Friday, March 25, 2005

The Company Store...

When I was a kid (somewhere in the dark ages), Tennessee Ernie Ford had an AM radio hit with "Sixteen Tons." Every time I make a major purchase, that song echoes in my head--"You load sixteen tons/ and what do you get?/ Another day older and deeper in debt./ St. Peter, don't you call me/ 'cause I can't go./ I owe my soul to the company store."

I don't work in a coal mine, though sometimes it feels that way, but I feel as though I'll be working for the rest of my mortal life, a slave to ownership. My reason for lamenting? I just bought a new car.

I like this car; I think it will serve me for quite a time. But I am indentured to it for the next five years (and beyond, if you count maintenance costs, gasoline, etc.). I suppose if I lived in a city like Austin, TX, or in some quaint little neighborhood where everything was is walking distance, I could dispense with a car, as my children have. They both live in Austin and haven't owned cars for several years. They're incredibly fit because they walk and ride their bikes whenever possible. And they don't have car payments or insurance; they take the city bus when they need to, and are quite familiar with the Greyhound Bus and Amtrak schedules. They've learned to live without the vehicle, and I envy them.

So, I chose to live 45 miles away from the places where I work; but, even if I lived in the city where my jobs are, I would still need a car. The city has a lousy bus system; what's more, it has spread, spider-like, in every direction and the bus doesn't reach all areas of the city. Using public transportation would create difficulties for me; I can't imagine what it does to the people who rely on it. The buses begin running around 7am and shut down around 7pm most nights; on weekends, they stop running earlier and run less frequently. If I had to be to work at 3pm, I'd be okay; but, if I worked until midnight (which I do), I'd have to walk or beg rides from my coworkers. A city with a population over 200,000 should have a better (and cheaper) public transportation system.

Okay, enough about that, though I think we create many of our own difficulties. And, of course, we buy into popular perceptions of what makes up "the good life." I'm content, at the moment, to know that I have reliable transportation--my old car was on its last leg (or would that be tire?) anyway.

I'm making inroads on grading my papers and should be finished with the majority of them by Sunday. On "my" time, I've managed to knit a number of washcloths and make some progress on a couple of scarves I've promised to people. My niece is expecting a baby and I want to start on a baby blanket, some booties and a hat for the tot.

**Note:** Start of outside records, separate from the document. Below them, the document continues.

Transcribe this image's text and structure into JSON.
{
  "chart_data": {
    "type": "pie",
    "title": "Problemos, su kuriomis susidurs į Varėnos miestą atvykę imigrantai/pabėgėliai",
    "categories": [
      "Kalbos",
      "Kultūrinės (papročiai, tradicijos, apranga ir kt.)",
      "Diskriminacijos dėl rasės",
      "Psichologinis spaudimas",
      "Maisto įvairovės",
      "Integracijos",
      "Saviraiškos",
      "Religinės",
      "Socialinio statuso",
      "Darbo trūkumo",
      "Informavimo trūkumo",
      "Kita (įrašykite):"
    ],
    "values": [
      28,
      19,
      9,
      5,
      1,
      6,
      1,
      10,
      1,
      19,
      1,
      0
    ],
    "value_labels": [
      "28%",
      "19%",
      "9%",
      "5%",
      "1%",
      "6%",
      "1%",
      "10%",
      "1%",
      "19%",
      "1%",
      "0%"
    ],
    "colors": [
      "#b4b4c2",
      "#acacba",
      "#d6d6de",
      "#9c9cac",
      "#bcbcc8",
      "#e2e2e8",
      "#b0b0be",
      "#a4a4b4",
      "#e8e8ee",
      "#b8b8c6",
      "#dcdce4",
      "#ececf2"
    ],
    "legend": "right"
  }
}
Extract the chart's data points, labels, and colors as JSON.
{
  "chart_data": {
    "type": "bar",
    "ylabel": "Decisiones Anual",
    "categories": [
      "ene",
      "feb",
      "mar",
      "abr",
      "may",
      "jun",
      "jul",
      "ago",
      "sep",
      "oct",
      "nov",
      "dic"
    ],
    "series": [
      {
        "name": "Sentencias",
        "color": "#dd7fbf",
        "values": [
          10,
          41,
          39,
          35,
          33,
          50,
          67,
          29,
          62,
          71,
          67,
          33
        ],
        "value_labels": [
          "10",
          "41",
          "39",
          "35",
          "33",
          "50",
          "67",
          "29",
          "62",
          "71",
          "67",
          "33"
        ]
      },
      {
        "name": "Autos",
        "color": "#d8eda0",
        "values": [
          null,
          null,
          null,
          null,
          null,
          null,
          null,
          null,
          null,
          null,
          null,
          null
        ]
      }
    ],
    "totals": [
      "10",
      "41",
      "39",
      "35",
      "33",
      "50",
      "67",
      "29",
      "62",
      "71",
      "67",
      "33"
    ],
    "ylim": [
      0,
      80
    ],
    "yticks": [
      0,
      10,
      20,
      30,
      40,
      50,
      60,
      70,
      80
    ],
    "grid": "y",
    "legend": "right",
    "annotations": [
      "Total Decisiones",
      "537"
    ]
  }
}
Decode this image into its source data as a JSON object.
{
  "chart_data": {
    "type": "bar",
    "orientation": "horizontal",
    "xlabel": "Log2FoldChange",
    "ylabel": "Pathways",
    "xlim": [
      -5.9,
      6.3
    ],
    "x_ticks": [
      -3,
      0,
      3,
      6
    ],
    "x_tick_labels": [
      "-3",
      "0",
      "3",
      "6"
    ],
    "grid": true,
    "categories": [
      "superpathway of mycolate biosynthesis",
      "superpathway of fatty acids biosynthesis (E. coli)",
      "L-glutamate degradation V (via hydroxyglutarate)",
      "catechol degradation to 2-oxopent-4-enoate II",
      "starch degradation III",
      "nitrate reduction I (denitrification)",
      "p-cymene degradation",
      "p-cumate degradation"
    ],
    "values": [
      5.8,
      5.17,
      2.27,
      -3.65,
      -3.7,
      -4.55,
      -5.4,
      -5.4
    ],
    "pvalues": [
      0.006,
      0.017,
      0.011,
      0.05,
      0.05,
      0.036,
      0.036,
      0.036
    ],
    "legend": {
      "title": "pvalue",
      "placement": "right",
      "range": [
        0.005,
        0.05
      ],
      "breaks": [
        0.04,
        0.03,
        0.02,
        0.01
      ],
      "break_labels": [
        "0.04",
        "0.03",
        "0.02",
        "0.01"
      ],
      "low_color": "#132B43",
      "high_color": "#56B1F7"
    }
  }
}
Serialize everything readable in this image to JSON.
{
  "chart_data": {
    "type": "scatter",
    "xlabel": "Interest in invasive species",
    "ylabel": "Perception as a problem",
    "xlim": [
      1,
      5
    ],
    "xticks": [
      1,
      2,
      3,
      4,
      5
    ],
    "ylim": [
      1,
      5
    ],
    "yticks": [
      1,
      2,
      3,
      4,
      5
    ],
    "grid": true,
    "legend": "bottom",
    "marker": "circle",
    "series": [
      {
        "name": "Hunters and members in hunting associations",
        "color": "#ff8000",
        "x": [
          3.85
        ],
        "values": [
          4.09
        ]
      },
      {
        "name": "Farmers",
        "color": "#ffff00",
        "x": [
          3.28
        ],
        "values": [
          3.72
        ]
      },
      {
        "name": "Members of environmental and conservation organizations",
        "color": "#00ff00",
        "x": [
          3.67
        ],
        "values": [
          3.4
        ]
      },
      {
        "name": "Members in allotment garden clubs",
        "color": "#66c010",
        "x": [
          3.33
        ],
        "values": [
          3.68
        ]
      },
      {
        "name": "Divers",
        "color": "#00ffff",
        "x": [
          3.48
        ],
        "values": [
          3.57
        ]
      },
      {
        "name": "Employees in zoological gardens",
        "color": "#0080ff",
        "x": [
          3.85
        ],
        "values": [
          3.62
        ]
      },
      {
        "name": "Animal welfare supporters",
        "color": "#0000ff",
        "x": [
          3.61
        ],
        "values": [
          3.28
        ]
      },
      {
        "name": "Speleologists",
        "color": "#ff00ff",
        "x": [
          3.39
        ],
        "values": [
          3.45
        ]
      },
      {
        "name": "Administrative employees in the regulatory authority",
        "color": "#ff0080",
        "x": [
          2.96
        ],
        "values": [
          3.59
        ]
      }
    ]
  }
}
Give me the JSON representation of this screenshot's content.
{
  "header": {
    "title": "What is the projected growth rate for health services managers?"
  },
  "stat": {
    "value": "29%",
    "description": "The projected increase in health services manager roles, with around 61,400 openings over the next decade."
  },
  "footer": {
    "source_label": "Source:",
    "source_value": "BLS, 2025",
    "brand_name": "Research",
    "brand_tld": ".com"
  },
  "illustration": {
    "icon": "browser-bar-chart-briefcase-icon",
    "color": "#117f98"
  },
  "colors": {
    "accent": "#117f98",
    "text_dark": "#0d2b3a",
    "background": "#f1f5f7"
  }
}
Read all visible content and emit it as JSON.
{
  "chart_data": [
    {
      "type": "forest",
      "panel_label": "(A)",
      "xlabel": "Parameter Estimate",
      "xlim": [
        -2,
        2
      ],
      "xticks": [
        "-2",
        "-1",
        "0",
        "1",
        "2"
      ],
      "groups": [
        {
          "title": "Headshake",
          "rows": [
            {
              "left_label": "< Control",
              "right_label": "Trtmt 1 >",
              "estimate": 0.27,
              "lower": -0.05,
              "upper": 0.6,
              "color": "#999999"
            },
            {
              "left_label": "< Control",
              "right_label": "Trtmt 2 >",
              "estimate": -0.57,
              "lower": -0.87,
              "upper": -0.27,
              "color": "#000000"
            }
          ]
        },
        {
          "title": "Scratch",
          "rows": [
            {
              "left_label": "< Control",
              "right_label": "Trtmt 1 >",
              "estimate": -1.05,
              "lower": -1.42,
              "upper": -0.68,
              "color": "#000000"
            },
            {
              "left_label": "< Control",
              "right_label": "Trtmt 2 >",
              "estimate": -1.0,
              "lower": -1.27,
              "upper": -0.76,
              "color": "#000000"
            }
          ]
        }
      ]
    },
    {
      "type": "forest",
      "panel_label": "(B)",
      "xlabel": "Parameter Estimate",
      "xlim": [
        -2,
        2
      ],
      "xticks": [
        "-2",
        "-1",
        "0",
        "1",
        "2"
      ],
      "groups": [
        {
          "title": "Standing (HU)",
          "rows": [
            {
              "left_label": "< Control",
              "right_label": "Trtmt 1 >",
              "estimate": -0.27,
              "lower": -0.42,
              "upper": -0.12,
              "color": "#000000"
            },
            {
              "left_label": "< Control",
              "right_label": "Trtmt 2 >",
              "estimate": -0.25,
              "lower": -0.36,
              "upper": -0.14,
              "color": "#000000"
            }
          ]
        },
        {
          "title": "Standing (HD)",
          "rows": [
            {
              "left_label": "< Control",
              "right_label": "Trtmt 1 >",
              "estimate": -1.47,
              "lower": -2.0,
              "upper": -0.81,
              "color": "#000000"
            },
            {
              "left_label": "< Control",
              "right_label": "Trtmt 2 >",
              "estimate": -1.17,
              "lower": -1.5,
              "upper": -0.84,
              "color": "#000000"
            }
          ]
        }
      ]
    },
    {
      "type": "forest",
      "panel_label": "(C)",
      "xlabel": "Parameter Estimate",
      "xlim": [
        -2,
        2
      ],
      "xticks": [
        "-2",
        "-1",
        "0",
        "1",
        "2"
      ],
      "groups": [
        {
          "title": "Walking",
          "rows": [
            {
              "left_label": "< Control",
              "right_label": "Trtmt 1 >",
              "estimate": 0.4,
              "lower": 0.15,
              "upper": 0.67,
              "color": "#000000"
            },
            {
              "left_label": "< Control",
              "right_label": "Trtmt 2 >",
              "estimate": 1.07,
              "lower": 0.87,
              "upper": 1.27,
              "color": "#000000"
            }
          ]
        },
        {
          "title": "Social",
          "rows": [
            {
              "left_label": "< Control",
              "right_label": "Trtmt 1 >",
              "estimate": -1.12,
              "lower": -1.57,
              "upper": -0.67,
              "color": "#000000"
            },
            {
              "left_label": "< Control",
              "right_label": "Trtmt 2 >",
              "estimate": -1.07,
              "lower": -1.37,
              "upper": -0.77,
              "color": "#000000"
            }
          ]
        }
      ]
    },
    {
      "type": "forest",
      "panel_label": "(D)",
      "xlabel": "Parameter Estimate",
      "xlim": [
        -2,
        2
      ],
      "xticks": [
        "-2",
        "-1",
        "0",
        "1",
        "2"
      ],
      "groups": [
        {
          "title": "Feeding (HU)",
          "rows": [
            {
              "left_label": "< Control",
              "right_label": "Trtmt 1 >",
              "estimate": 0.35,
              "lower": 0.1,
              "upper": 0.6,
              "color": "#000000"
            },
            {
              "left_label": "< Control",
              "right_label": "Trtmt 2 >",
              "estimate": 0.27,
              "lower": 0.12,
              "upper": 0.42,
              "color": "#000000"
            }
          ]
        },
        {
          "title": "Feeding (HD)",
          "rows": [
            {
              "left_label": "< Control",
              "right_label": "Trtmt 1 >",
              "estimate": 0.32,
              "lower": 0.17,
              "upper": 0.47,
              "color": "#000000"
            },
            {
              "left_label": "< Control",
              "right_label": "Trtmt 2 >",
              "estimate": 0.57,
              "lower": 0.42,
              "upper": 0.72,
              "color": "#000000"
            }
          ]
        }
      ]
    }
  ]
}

I really love to knit. It's become addictive, the way writing has always been for me. I love the texture of wool and cotton and the fun of eyelash and metallic yarns. And color--I love color, especially for hats. Ah, I think I'll knit for a while before bed.


The dogwood is in bloom, as is the redbud. Color everywhere, and scents! Spring's a wonderful time, except for my allergies. But I try to ignore them and enjoy the season.